Lélia descendit les montagnes, et avec un peu d’or versé sur son chemin elle franchit rapidement les vallées frontières. Peu de jours après avoir dormi sur la bruyère de Monteverdor, elle étalait le luxe d’une reine dans une de ces belles villes du plateau inférieur qui rivalisent d’opulence entre elles, et qui voient encore fleurir les arts sur la terre d’où ils nous sont venus.

Comme Trenmor, qui s’était rajeuni et fortifié au bagne, Lélia espéra renaître, par la force de son courage, au milieu de ce monde qu’elle haïssait et de ces joies qui lui faisaient horreur. Elle résolut de se vaincre, de dompter les révoltes de son esprit sauvage, de se jeter dans le flot de la vie, de se rapetisser pour un temps, de s’étourdir, afin de voir de près ce cloaque de la société, et de se réconcilier avec elle-même par la comparaison.
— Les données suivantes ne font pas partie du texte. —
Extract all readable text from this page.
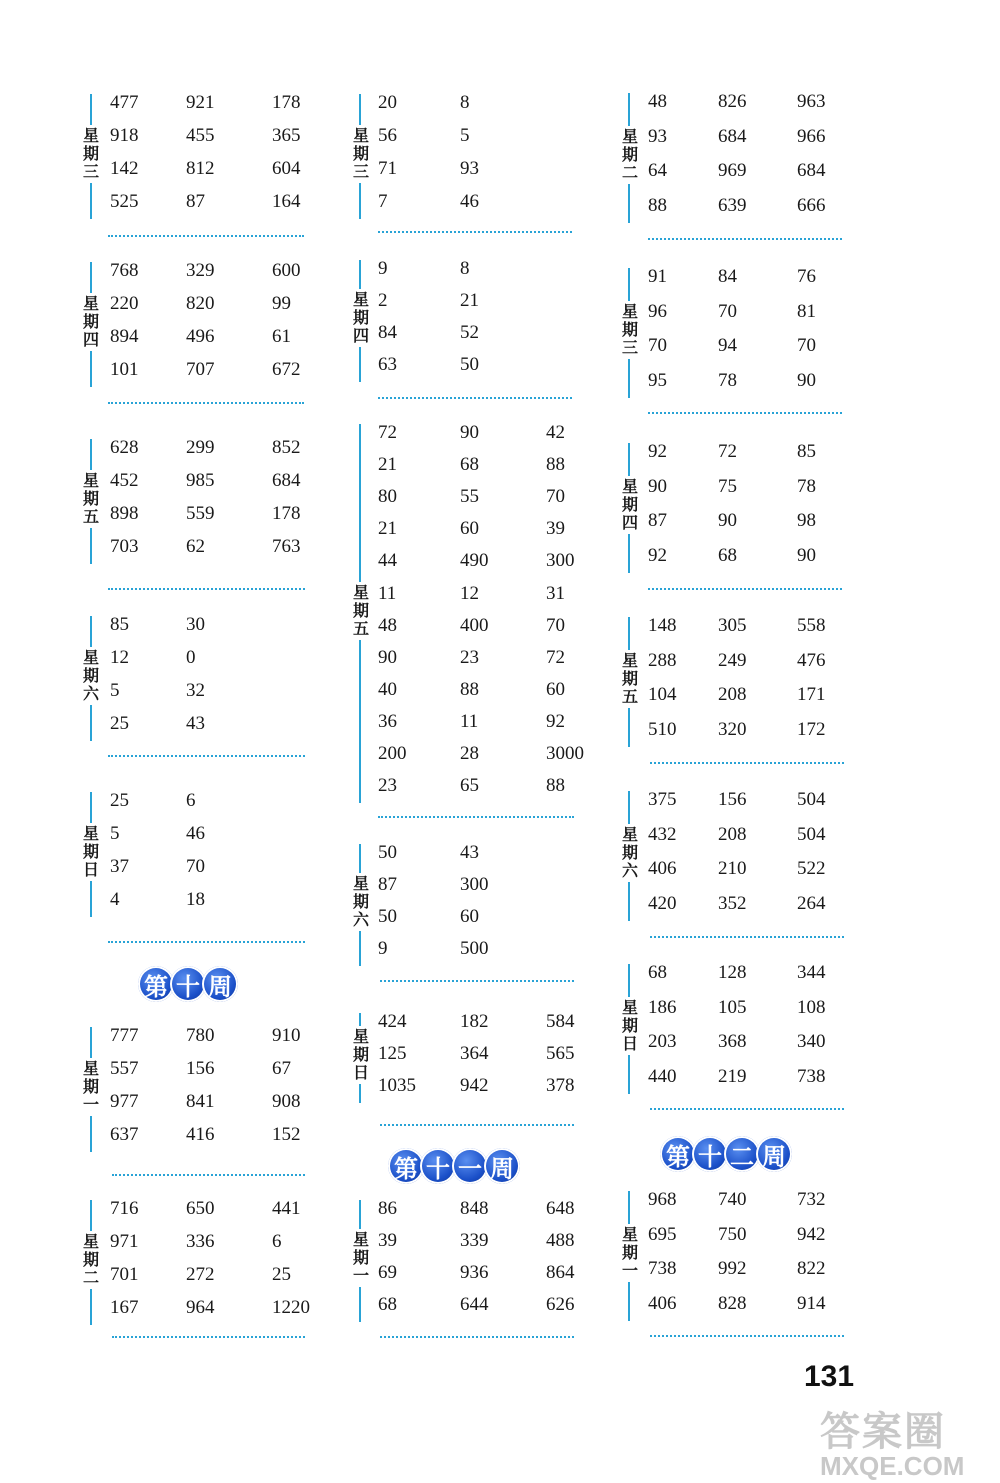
星
期
三
477	921	178
918	455	365
142	812	604
525	87	164
星
期
四
768	329	600
220	820	99
894	496	61
101	707	672
星
期
五
628	299	852
452	985	684
898	559	178
703	62	763
星
期
六
85	30
12	0
5	32
25	43
星
期
日
25	6
5	46
37	70
4	18
星
期
一
777	780	910
557	156	67
977	841	908
637	416	152
星
期
二
716	650	441
971	336	6
701	272	25
167	964	1220
第 十 周
星
期
三
20	8
56	5
71	93
7	46
星
期
四
9	8
2	21
84	52
63	50
星
期
五
72	90	42
21	68	88
80	55	70
21	60	39
44	490	300
11	12	31
48	400	70
90	23	72
40	88	60
36	11	92
200	28	3000
23	65	88
星
期
六
50	43
87	300
50	60
9	500
星
期
日
424	182	584
125	364	565
1035 942	378
星
期
一
86	848	648
39	339	488
69	936	864
68	644	626
第 十 一 周
星
期
二
48	826	963
93	684	966
64	969	684
88	639	666
星
期
三
91	84	76
96	70	81
70	94	70
95	78	90
星
期
四
92	72	85
90	75	78
87	90	98
92	68	90
星
期
五
148 305	558
288 249	476
104 208	171
510 320	172
星
期
六
375 156	504
432 208	504
406 210	522
420 352	264
星
期
日
68	128	344
186 105	108
203 368	340
440 219	738
星
期
一
968 740	732
695 750	942
738 992	822
406 828	914
第 十 二 周
131
答案圈
MXQE.COM
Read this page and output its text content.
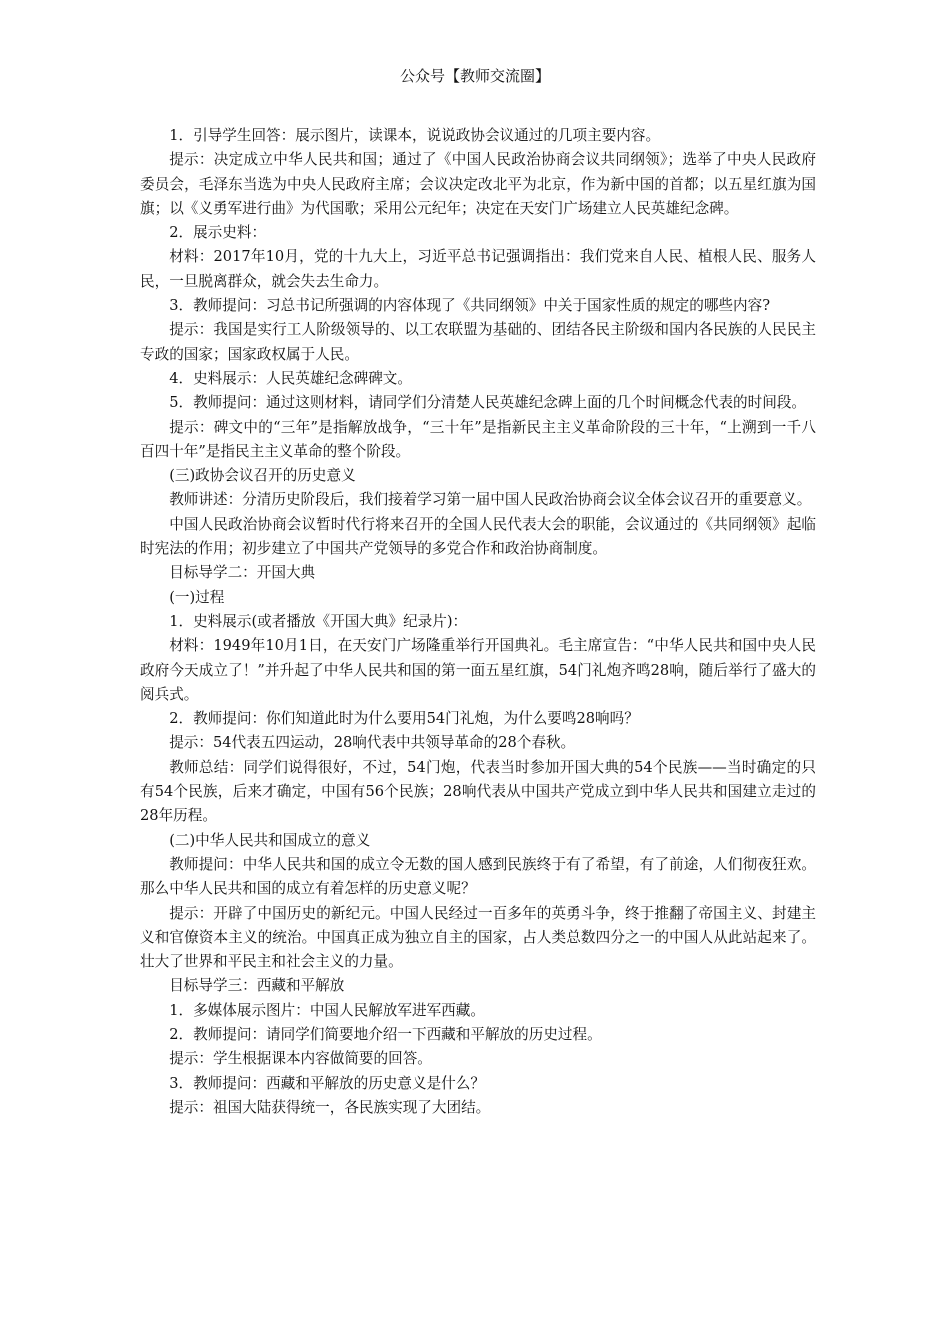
公众号【教师交流圈】

1．引导学生回答：展示图片，读课本，说说政协会议通过的几项主要内容。

提示：决定成立中华人民共和国；通过了《中国人民政治协商会议共同纲领》；选举了中央人民政府委员会，毛泽东当选为中央人民政府主席；会议决定改北平为北京，作为新中国的首都；以五星红旗为国旗；以《义勇军进行曲》为代国歌；采用公元纪年；决定在天安门广场建立人民英雄纪念碑。

2．展示史料：

材料：2017年10月，党的十九大上，习近平总书记强调指出：我们党来自人民、植根人民、服务人民，一旦脱离群众，就会失去生命力。

3．教师提问：习总书记所强调的内容体现了《共同纲领》中关于国家性质的规定的哪些内容?

提示：我国是实行工人阶级领导的、以工农联盟为基础的、团结各民主阶级和国内各民族的人民民主专政的国家；国家政权属于人民。

4．史料展示：人民英雄纪念碑碑文。

5．教师提问：通过这则材料，请同学们分清楚人民英雄纪念碑上面的几个时间概念代表的时间段。

提示：碑文中的“三年”是指解放战争，“三十年”是指新民主主义革命阶段的三十年，“上溯到一千八百四十年”是指民主主义革命的整个阶段。

(三)政协会议召开的历史意义

教师讲述：分清历史阶段后，我们接着学习第一届中国人民政治协商会议全体会议召开的重要意义。

中国人民政治协商会议暂时代行将来召开的全国人民代表大会的职能，会议通过的《共同纲领》起临时宪法的作用；初步建立了中国共产党领导的多党合作和政治协商制度。

目标导学二：开国大典

(一)过程

1．史料展示(或者播放《开国大典》纪录片)：

材料：1949年10月1日，在天安门广场隆重举行开国典礼。毛主席宣告：“中华人民共和国中央人民政府今天成立了！”并升起了中华人民共和国的第一面五星红旗，54门礼炮齐鸣28响，随后举行了盛大的阅兵式。

2．教师提问：你们知道此时为什么要用54门礼炮，为什么要鸣28响吗？

提示：54代表五四运动，28响代表中共领导革命的28个春秋。

教师总结：同学们说得很好，不过，54门炮，代表当时参加开国大典的54个民族——当时确定的只有54个民族，后来才确定，中国有56个民族；28响代表从中国共产党成立到中华人民共和国建立走过的28年历程。

(二)中华人民共和国成立的意义

教师提问：中华人民共和国的成立令无数的国人感到民族终于有了希望，有了前途，人们彻夜狂欢。那么中华人民共和国的成立有着怎样的历史意义呢？

提示：开辟了中国历史的新纪元。中国人民经过一百多年的英勇斗争，终于推翻了帝国主义、封建主义和官僚资本主义的统治。中国真正成为独立自主的国家，占人类总数四分之一的中国人从此站起来了。壮大了世界和平民主和社会主义的力量。

目标导学三：西藏和平解放

1．多媒体展示图片：中国人民解放军进军西藏。

2．教师提问：请同学们简要地介绍一下西藏和平解放的历史过程。

提示：学生根据课本内容做简要的回答。

3．教师提问：西藏和平解放的历史意义是什么？

提示：祖国大陆获得统一，各民族实现了大团结。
Lélia n’avait pas de sympathie pour la race humaine, quoiqu’elle souffrît les mêmes maux et résumât en elle toutes les douleurs semées sur la face de la terre. Mais cette race aveugle et sourde sentait son malheur et son abaissement sans vouloir s’en rendre compte. Ceux-là, hypocrites et vaniteux, cachaient les plaies de leur sein et l’épuisement de leur sang sous l’éclat d’une vaine poésie. Ils rougissaient de se voir si vieux, si pauvres, au milieu d’une génération dont ils ne voyaient pas la vieillesse et la pauvreté percer de tous côtés; et, pour se faire jeunes comme ceux qu’ils croyaient jeunes, ils mentaient, ils fardaient toutes leurs idées, ils niaient tous leurs sentiments: ils étaient fanfarons d’innocence et de simplicité, eux décrépits dès le sein de leurs mères! Ceux-ci, moins effrontés, se laissaient emporter par le siècle: lents et débiles, ils s’en allaient avec le monde sans savoir pourquoi, sans se demander où était la cause, où était la fin. Ils étaient de nature trop médiocre pour s’inquiéter beaucoup de leur ennui; petits et faibles, ils s’étiolaient avec résignation. Ils ne se demandaient pas s’ils pouvaient trouver secours dans la vertu ou dans le vice; ils étaient également au-dessous de l’un et de l’autre. Sans foi, sans athéisme, éclairés tout juste au point de perdre les bienfaits de l’ignorance, ignorants au point de vouloir tout soumettre à des systèmes étroitement rigoureux, ils pouvaient constater de quels faits se compose l’histoire matérielle du monde, mais ils n’avaient jamais voulu étudier le monde moral ni lire l’histoire dans le cœur de l’homme; ils avaient été arrêtés par l’imbécile inflexibilité de leurs préventions. C’étaient les hommes du jour qui raisonnaient sur les siècles passés et futurs, sans s’apercevoir que leurs génies avaient tous passé par le même moule, et que, rassemblés en masse, ils auraient pu s’asseoir encore sur les bancs de la même école, et suivre la loi du même pédant.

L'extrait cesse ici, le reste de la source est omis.